Da der Bf. im Zeitraum vom 10. Oktober 2013 bis zum vorzeitigen Ausscheiden aus der AHS im Jänner 2015 zu keiner einzigen Prüfung angetreten ist, wurde eine zielstrebige Ausbildung für den Beschwerdezeitraum nicht nachgewiesen. Es ist im Hinblick auf die im Sommersemester 2013 in größerer Anzahl abgelegten Prüfungen über 19 Wochenstunden davon auszugehen, dass der Bf. zwar in der Lage war, entsprechende Leistungen zu erbringen, nach einer kurzen, etwa zwei Monate dauernden Beschäftigung jedoch nicht mehr ernsthaft daran interessiert war, auf einen positiven Abschluss seiner ursprünglich gewählten Ausbildung hinzuarbeiten, auch wenn er sich in diesem Zeitraum noch nicht von der AHS abgemeldet hat.

Da der Bf. daher im Zeitraum von Juni 2014 bis Dezember 2014 nicht mehr für einen Beruf ausgebildet wurde, hat er die Familienbeihilfe und den Kinderabsetzbetrag in diesem Zeitraum zu Unrecht bezogen, weshalb die Rückforderung zu Recht erfolgt ist.
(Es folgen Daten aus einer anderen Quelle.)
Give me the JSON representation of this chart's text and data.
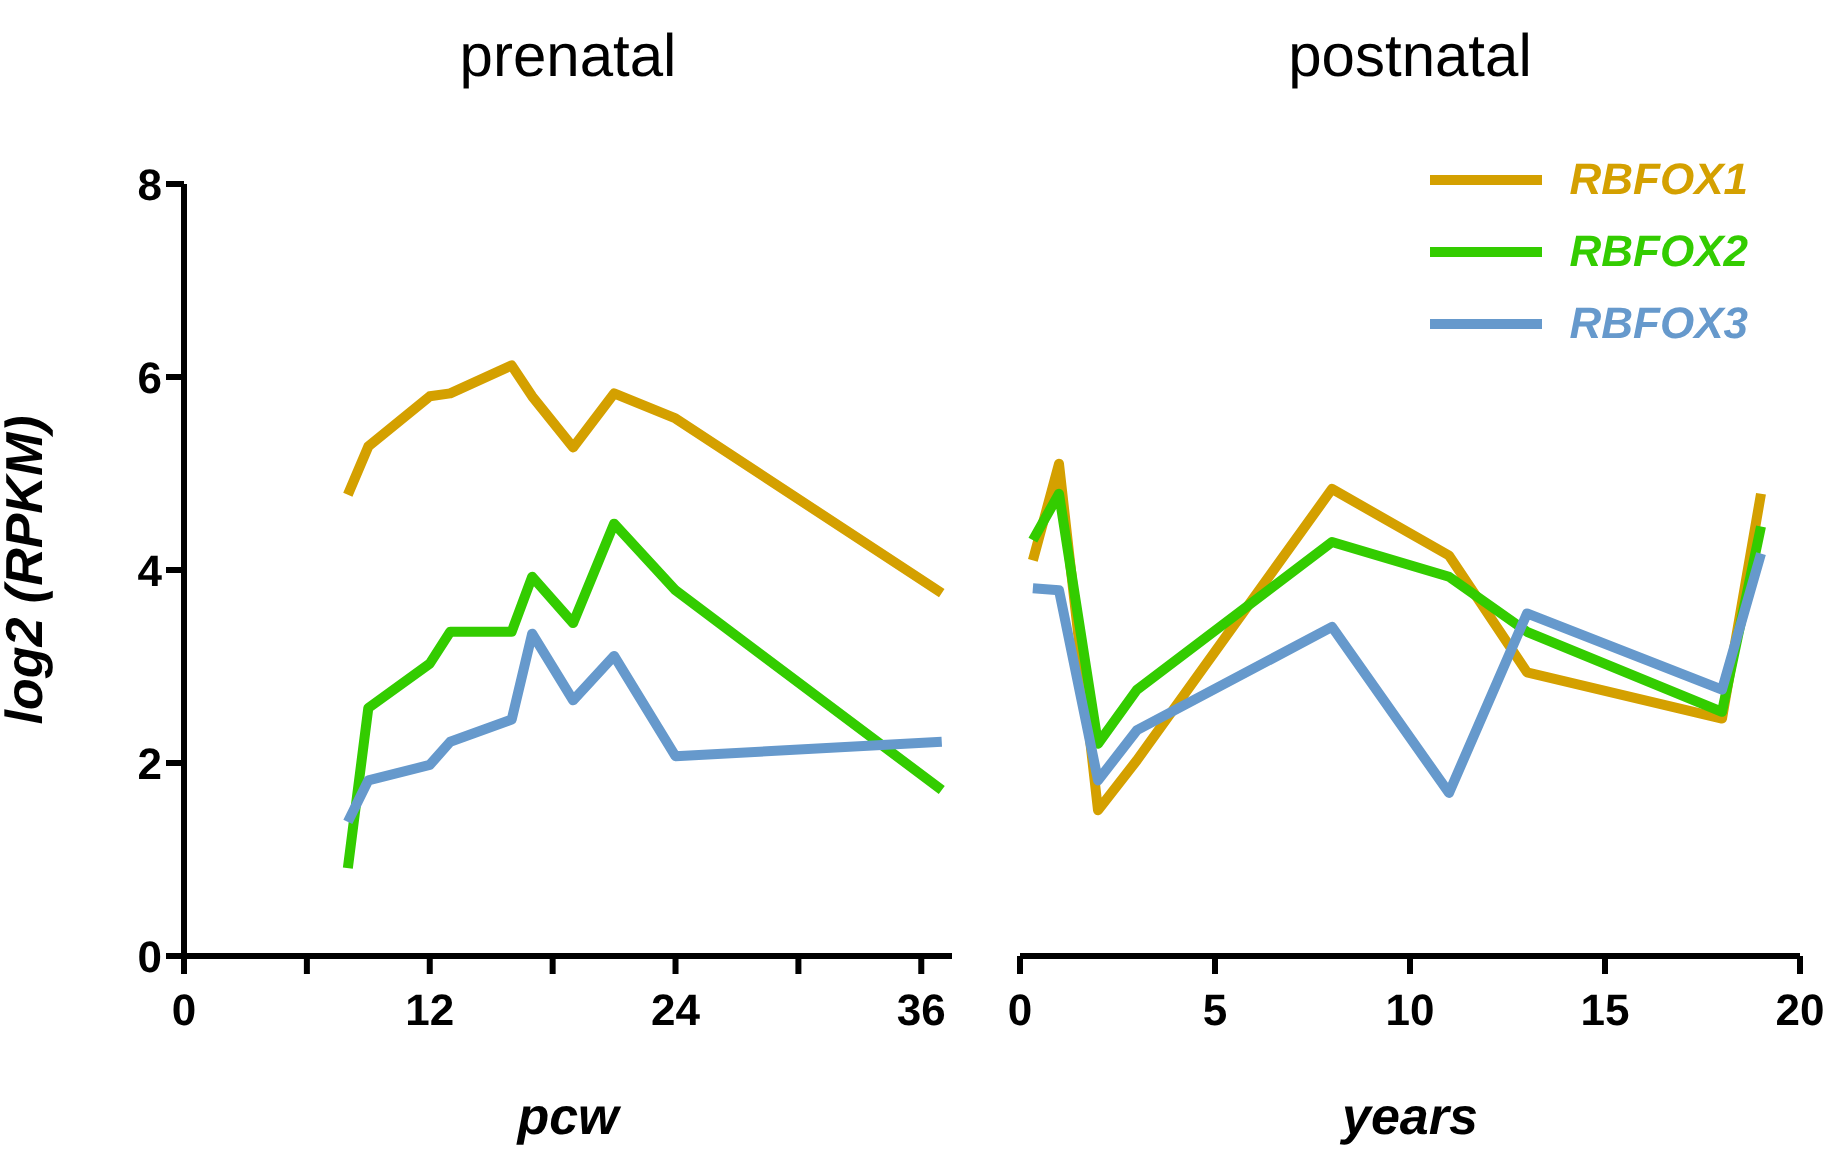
{
  "chart_data": [
    {
      "type": "line",
      "title": "prenatal",
      "xlabel": "pcw",
      "ylabel": "log2 (RPKM)",
      "xlim": [
        0,
        37.5
      ],
      "xticks": [
        0,
        {
          "value": 6,
          "label": null
        },
        12,
        {
          "value": 18,
          "label": null
        },
        24,
        {
          "value": 30,
          "label": null
        },
        36
      ],
      "ylim": [
        0,
        8
      ],
      "yticks": [
        0,
        2,
        4,
        6,
        8
      ],
      "grid": false,
      "legend": false,
      "marker": "none",
      "line_style": "solid",
      "series": [
        {
          "color": "#d4a000",
          "x": [
            8,
            9,
            12,
            13,
            16,
            17,
            19,
            21,
            24,
            37
          ],
          "values": [
            4.78,
            5.28,
            5.8,
            5.83,
            6.12,
            5.8,
            5.27,
            5.83,
            5.57,
            3.76
          ]
        },
        {
          "color": "#33cc00",
          "x": [
            8,
            9,
            12,
            13,
            16,
            17,
            19,
            21,
            24,
            37
          ],
          "values": [
            0.91,
            2.57,
            3.03,
            3.36,
            3.36,
            3.93,
            3.45,
            4.48,
            3.79,
            1.72
          ]
        },
        {
          "color": "#6699cc",
          "x": [
            8,
            9,
            12,
            13,
            16,
            17,
            19,
            21,
            24,
            37
          ],
          "values": [
            1.39,
            1.82,
            1.98,
            2.22,
            2.45,
            3.34,
            2.65,
            3.11,
            2.07,
            2.22
          ]
        }
      ]
    },
    {
      "type": "line",
      "title": "postnatal",
      "xlabel": "years",
      "xlim": [
        0,
        20
      ],
      "xticks": [
        0,
        5,
        10,
        15,
        20
      ],
      "ylim": [
        0,
        8
      ],
      "tick_labels": "x",
      "grid": false,
      "legend": "top right",
      "marker": "none",
      "line_style": "solid",
      "series": [
        {
          "name": "RBFOX1",
          "color": "#d4a000",
          "x": [
            0.33,
            1,
            2,
            3,
            8,
            11,
            13,
            18,
            19
          ],
          "values": [
            4.1,
            5.1,
            1.51,
            2.03,
            4.84,
            4.15,
            2.94,
            2.46,
            4.79
          ]
        },
        {
          "name": "RBFOX2",
          "color": "#33cc00",
          "x": [
            0.33,
            1,
            2,
            3,
            8,
            11,
            13,
            18,
            19
          ],
          "values": [
            4.31,
            4.79,
            2.2,
            2.76,
            4.29,
            3.93,
            3.36,
            2.53,
            4.45
          ]
        },
        {
          "name": "RBFOX3",
          "color": "#6699cc",
          "x": [
            0.33,
            1,
            2,
            3,
            8,
            11,
            13,
            18,
            19
          ],
          "values": [
            3.81,
            3.79,
            1.82,
            2.34,
            3.41,
            1.69,
            3.55,
            2.76,
            4.17
          ]
        }
      ]
    }
  ]
}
Die Beschwerde war daher abzuweisen.

Zulässigkeit einer Revision

Gegen ein Erkenntnis des Bundesfinanzgerichtes ist die Revision zulässig, wenn sie von der Lösung einer Rechtsfrage abhängt, der grundsätzliche Bedeutung zukommt, insbesondere weil das Erkenntnis von der Rechtsprechung des Verwaltungsgerichts­hofes abweicht, eine solche Rechtsprechung fehlt oder die zu lösende Rechtsfrage in der bisherigen Rechtsprechung des Verwaltungsgerichtshofes nicht einheitlich beantwortet wird.
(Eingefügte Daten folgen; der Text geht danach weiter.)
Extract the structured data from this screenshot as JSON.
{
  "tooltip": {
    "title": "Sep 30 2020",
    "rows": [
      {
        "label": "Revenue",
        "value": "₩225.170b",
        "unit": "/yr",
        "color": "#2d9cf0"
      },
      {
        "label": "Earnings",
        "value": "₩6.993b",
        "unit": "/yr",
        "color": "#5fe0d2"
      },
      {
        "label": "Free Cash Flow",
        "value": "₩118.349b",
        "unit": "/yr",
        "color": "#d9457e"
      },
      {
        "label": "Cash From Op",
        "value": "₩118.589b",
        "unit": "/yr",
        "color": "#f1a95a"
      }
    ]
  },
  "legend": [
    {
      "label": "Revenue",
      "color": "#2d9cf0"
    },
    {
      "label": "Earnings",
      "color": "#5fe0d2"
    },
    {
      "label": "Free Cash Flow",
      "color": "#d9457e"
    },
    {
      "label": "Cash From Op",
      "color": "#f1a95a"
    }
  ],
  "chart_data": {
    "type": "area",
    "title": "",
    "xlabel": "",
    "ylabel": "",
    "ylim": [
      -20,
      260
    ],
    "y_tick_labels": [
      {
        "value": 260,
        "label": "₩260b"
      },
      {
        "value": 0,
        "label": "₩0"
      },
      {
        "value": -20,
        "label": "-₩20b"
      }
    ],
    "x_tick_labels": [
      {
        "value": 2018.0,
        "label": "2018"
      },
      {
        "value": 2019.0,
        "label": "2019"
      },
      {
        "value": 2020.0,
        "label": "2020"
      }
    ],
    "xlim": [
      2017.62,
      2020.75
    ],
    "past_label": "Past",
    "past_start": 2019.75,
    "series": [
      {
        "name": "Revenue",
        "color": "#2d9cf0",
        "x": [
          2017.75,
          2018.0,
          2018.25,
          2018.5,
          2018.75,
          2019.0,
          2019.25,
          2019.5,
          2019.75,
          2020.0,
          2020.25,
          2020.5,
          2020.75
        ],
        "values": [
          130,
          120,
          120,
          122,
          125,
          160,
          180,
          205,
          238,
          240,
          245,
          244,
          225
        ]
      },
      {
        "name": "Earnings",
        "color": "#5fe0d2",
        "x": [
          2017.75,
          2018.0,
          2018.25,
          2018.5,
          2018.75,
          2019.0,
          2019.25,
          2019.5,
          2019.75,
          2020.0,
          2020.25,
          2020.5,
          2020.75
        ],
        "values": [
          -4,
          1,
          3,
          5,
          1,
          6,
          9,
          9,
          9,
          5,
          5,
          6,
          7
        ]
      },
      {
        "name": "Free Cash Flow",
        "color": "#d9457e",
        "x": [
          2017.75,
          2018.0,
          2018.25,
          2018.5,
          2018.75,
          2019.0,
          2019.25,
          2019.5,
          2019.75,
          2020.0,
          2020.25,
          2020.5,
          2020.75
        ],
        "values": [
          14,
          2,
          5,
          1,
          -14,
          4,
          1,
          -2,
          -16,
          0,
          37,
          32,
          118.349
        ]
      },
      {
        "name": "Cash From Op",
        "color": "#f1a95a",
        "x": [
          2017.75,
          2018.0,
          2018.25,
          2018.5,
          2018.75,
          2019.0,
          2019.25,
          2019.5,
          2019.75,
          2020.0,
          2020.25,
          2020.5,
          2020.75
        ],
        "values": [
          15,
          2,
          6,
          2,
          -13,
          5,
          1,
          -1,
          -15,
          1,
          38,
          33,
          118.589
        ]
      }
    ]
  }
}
Gemäß Art. 133 Abs. 4 B-VG i. V. m. § 25a Abs. 1 VwGG ist gegen diese Entscheidung eine Revision unzulässig. Es handelt sich um keine Rechtsfrage von grundsätzlicher Bedeutung, da das Bundesfinanzgericht in rechtlicher Hinsicht der in der Entscheidung dargestellten Judikatur des Verwaltungsgerichtshofes folgt.

Hinweis

Da der Bf. die AHS von Februar 2013 bis Oktober 2013 besucht und in diesem Zeitraum auch Prüfungen abgelegt hat, ist es möglich, dass ein Anspruch auf Familienbeihilfe und Kinderabsetzbetrag für diesen Zeitraum besteht. Es müsste allerdings ein Antrag beim Finanzamt gestellt werden, welches die Anspruchsvoraussetzungen überprüfen würde.